Emily Aaronson, MD, MPH, Chief Medical Officer, Walmart

This same community-centered mindset guides Walmart’s broader approach to health. People want support that fits into their routines and respects their time. When care feels easier to navigate and closer to home, it becomes more approachable and more human.

 

That is also why pharmacists play such an important role in community health, as highlighted in an article in The New England Journal of Medicine Catalyst. For many people, pharmacists are some of the most trusted and accessible healthcare professionals they know. They provide guidance, preventive care, and ongoing support in settings that feel familiar and trusted. As their role continues to expand, pharmacists are helping bridge gaps in care and connect people to the services and innovations that support better health.

 

Health does not start in a doctor’s office. It shows up in everyday choices and moments, from managing ongoing conditions to finding answers to simple questions. Walmart’s one-stop Wellness Destination brings together pharmacy, vision care, wellness essentials, healthy foods, nutrition resources, Better Care Services, and digital tools in ways that feel practical and supportive, meeting people where they are.

 

That commitment comes to life during Walmart’s Wellness Event on Saturday, Jan. 24, when customers can access free health screenings, low-cost immunizations, and wellness consultations at nearly 4,600 pharmacies.

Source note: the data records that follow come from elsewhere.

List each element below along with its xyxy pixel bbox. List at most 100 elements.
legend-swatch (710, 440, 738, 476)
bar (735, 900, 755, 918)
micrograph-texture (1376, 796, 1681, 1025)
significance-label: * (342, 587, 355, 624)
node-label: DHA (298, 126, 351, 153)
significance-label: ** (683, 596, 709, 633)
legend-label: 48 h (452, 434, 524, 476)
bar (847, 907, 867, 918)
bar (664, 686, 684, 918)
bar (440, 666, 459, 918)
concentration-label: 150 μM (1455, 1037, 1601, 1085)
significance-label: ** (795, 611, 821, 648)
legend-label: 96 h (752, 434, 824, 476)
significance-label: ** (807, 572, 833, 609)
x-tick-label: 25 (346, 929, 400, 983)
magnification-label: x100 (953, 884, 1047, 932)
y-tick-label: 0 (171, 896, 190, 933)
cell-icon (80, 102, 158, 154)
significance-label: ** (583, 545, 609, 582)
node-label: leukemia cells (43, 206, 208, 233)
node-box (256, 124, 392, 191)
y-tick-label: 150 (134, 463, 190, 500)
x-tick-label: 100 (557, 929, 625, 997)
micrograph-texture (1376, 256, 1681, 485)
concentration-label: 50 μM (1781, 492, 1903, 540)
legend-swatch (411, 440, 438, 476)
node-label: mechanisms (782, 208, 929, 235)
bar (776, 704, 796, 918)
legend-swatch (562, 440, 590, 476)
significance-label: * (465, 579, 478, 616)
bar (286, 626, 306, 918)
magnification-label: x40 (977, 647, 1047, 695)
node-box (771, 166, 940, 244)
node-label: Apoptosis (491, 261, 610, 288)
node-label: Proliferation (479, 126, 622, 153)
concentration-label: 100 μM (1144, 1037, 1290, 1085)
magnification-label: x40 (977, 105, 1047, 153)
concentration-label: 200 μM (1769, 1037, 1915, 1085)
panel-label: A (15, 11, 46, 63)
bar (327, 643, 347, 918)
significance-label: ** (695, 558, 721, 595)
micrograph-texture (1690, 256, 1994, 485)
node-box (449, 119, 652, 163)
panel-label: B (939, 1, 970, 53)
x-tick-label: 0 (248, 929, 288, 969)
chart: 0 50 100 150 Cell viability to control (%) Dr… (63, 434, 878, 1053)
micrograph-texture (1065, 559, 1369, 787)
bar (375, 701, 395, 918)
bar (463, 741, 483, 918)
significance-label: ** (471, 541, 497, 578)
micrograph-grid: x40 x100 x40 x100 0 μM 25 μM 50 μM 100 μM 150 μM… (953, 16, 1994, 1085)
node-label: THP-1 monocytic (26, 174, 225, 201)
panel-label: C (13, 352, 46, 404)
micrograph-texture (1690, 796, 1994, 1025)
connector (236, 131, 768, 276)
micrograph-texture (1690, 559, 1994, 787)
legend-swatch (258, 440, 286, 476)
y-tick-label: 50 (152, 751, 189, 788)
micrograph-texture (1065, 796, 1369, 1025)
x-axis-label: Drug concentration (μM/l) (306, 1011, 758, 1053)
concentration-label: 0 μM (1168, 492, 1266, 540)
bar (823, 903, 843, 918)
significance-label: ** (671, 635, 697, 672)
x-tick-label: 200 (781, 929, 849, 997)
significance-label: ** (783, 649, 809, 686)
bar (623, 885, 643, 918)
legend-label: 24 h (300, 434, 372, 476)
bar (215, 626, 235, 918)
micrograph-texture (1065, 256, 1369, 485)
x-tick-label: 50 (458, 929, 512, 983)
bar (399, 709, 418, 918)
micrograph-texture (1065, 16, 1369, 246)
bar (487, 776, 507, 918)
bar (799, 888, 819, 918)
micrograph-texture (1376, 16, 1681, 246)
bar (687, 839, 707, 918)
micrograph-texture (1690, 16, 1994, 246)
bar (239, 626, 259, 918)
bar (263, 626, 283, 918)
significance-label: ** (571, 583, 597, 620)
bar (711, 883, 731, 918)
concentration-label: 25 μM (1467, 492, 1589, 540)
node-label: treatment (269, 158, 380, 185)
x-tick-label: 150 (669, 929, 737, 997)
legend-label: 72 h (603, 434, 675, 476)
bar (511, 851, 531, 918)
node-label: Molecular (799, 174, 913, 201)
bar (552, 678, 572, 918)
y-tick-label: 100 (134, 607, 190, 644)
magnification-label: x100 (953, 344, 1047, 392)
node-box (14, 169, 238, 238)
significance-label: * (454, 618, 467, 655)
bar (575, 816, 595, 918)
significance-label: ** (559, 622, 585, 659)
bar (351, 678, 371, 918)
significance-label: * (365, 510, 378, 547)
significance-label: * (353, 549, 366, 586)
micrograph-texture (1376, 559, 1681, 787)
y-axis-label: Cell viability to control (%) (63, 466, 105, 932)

For the past 10 years, it’s been one more way Walmart helps make preventive care part of everyday life.

 

Whether through expanding access to clinical research with WHRI, supporting pharmacists in their evolving role, or offering care in familiar settings, these efforts share a common purpose. When care is closer, it feels more personal. And when communities are supported where they live, health becomes not just something people seek out, but something that truly supports their lives.